From a February 2007 CDC report about the “Early, Targeted, Layered Use of Nonpharmaceutical Interventions” in a pandemic.
CDC

There were axes and legends, and Drew Harris, a professor of population health, would later add a line representing the capacity of the health care system, but in truth there was nothing particularly rigorous about the chart. It was a work of the imagination, too artless to be art but lacking the hard empiricism we expect of science. That in-betweenness is what made it so effective.

When public health crises emerge, the scientists tasked with helping people understand infectious threats need to overcome a huge perceptual obstacle: Pathogens can’t be seen by the naked eye. Since the advent of modern medicine, public health visualizations have been forced to find innovative ways to render invisible threats visible, and thus comprehensible.

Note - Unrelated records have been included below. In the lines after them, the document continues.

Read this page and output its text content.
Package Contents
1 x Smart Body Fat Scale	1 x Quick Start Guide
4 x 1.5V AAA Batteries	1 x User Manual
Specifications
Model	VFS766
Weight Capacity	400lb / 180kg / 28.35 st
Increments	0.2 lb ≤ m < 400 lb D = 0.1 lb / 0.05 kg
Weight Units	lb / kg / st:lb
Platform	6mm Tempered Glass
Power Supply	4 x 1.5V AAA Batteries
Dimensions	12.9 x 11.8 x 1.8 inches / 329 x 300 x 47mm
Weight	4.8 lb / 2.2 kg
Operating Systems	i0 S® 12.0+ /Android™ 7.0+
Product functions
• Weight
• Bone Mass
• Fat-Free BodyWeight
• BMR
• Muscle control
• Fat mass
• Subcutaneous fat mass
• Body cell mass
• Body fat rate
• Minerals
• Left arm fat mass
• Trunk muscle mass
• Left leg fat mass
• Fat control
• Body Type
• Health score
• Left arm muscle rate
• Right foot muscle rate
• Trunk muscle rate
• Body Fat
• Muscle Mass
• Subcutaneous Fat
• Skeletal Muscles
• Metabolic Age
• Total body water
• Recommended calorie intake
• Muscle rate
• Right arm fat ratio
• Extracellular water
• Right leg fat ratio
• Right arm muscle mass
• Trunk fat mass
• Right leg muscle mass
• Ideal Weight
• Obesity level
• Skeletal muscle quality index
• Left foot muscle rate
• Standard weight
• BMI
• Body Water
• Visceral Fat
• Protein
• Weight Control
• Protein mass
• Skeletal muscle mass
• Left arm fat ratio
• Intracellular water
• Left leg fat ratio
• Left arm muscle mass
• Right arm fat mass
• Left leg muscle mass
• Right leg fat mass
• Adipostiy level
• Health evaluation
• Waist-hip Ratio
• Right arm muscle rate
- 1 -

In 1858, pioneering statistician and social reformer Florence Nightingale used a unique rose diagram to show that the primary cause of death for British soldiers in the Crimean War wasn’t fatal wounds on the battlefield but disease due to unsanitary living conditions. In 1854, when cholera broke out in London and no one knew how the illness spread, Dr. John Snow’s map of the locations of cases in the Soho neighborhood showed that the illnesses were centered around a single water pump on Broad Street.

John Snow’s map

“The map is still a landmark in the history of epidemiology, cartography, public health, and data visualization,” Alberto Cairo, an expert in information design and the author of How Charts Lie, says. “Data visualization progresses in parallel to these disciplines, mainly because these disciplines need tools to analyze data or to persuade people of the reality of those data.” When people are dying of invisible ailments, pictures explain why.

The “flatten the curve” graph is doing something a little different from Nightingale’s and Snow’s visualizations. There are no actual numbers. Neither axis contains numerals. The x-axis is a general idea of time; the y-axis is a vague estimate of the number of cases. The line for health care capacity is rigid and dotted but inexact. The curves are entirely theoretical. Actual pandemic graphs don’t have perfect curves or clear narratives; they have bumps and anomalies along the way.

Florence Nightingale’s diagram

“Charts are not illustrations. Charts are arguments,” says Cairo. Real data, says Simon Rogers, data editor at Google and author of Facts Are Sacred, would have detracted from the simplicity of the graph’s message: The short hill was better than the tall hill. The axes lend an aura of scientific authority, but as with Nightingale’s and Snow’s images, the genius lies in the chart’s implicit promise that our fate is in our own hands.

One of the reasons for the graph’s staying power is that it appeals to certain universals of human perception. We’re hardwired to understand visual cues. The bright red of the steep curve grabs our attention and signals danger, while the gentle blue slope brings calm. Without protective measures, the curve is a mountain; with them, it’s a molehill, suggests Catherine Stones, a professor of graphic design at the University of Leeds who specializes in health communication. Then there’s the health care capacity line, a cordon stretched across our imagination. “We interpret that as a threshold: Don’t go beyond it,” Cairo says.

Like all good designs, this one doesn’t overwhelm the viewer with excessive information. It’s simple. “That’s what makes it so powerful,” Cairo says. “One curve versus another curve.”